La 25ª giornata di Serie A ridisegna in maniera netta la zona calda della classifica. Il colpo esterno del Lecce sul campo del Cagliari non vale soltanto tre punti: pesa come un macigno sugli equilibri della corsa salvezza.

Con il successo in Sardegna, i salentini agganciano a quota 24 punti sia la Cremonese sia il Genoa, creando un terzetto che rende ancora più intricata la lotta per evitare il terzultimo posto.

Colpo Lecce alla Unipol Domus

Dopo un primo tempo bloccato e povero di occasioni nitide, la partita si accende nella ripresa. Il Lecce alza progressivamente il baricentro, aumenta l’intensità e comincia a spingere con maggiore convinzione.

Il gol che rompe l’equilibrio arriva al 64’: inserimento perfetto di Gandelman, che sovrasta la difesa e di testa supera un Caprile tutt’altro che impeccabile. È la svolta del match.
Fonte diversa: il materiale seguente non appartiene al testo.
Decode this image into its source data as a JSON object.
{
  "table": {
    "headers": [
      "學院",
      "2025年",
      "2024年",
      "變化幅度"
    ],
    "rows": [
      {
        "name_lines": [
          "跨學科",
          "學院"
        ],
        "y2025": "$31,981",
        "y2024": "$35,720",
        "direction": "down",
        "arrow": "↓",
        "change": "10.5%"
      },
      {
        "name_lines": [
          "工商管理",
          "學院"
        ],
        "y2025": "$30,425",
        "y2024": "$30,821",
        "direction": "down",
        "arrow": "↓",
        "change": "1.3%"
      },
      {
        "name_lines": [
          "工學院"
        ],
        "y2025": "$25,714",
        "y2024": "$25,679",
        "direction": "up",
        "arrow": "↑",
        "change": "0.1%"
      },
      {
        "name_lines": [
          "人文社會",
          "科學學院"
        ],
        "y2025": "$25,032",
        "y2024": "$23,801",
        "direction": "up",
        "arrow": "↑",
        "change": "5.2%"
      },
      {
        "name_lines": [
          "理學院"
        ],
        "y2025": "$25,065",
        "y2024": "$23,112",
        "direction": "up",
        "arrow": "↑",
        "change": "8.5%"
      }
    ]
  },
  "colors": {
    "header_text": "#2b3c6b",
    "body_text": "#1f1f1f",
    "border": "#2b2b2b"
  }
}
Il Cagliari accusa il colpo e fatica a reagire con lucidità. Dodici minuti più tardi, un’altra disattenzione difensiva complica ulteriormente la situazione dei sardi: azione insistita del Lecce, palla al limite per Ramadani e conclusione rasoterra sul primo palo. Un tiro non irresistibile che sorprende ancora Caprile e chiude virtualmente la gara.

Errori decisivi e partita che cambia nella ripresa

La differenza, oltre all’approccio più aggressivo del Lecce nel secondo tempo, la fanno gli episodi. In partite dal peso specifico così elevato, ogni incertezza può risultare determinante.

Il Cagliari, fermo a 28 punti dopo il ko interno, perde un’occasione importante per allontanarsi in modo più deciso dalla zona a rischio. Il Lecce, al contrario, dimostra maggiore fame e capacità di sfruttare le debolezze avversarie nel momento chiave.

Nuova classifica: bagarre totale dal 15° al 20° posto

Il successo pugliese ricompatta la graduatoria e rende la zona retrocessione un vero e proprio groviglio.

All’ultimo posto restano Verona e Pisa a quota 15.
Al terzultimo posto c’è la Fiorentina con 21 punti.
Appena sopra, a 24, il terzetto composto da Lecce, Cremonese e Genoa.

Più su troviamo il Torino a 27, il Cagliari a 28 e il Parma a 29, reduce dal successo in extremis contro il Verona.

Bastano due risultati per ribaltare completamente gli equilibri. La distanza tra il terzultimo posto e la salvezza piena è minima, e ogni turno può modificare scenari e gerarchie.

Scontri diretti decisivi in caso di arrivo a pari punti

Con una classifica così corta, assume un peso fondamentale il regolamento sugli scontri diretti. In caso di arrivo a pari punti a fine stagione, sarà proprio il bilancio negli incroci diretti a determinare chi resterà in Serie A e chi scivolerà in zona retrocessione.

Questo aspetto rende ogni confronto salvezza una sorta di “doppia partita”, con valore immediato in classifica e potenziale peso specifico a fine campionato.

Calendario e scenari nella volata finale

La sensazione è che la lotta salvezza sia entrata nella fase più delicata. Nessuna squadra può permettersi cali di tensione, e anche chi oggi sembra relativamente al sicuro non può sentirsi al riparo.

Il Lecce rilancia le proprie ambizioni con una vittoria pesantissima. La Cremonese e il Genoa sono avvisate: il margine è minimo, la pressione aumenta, e ogni dettaglio può fare la differenza.

La corsa per restare in Serie A è più aperta che mai. E da qui alla fine, sarà una battaglia punto su punto.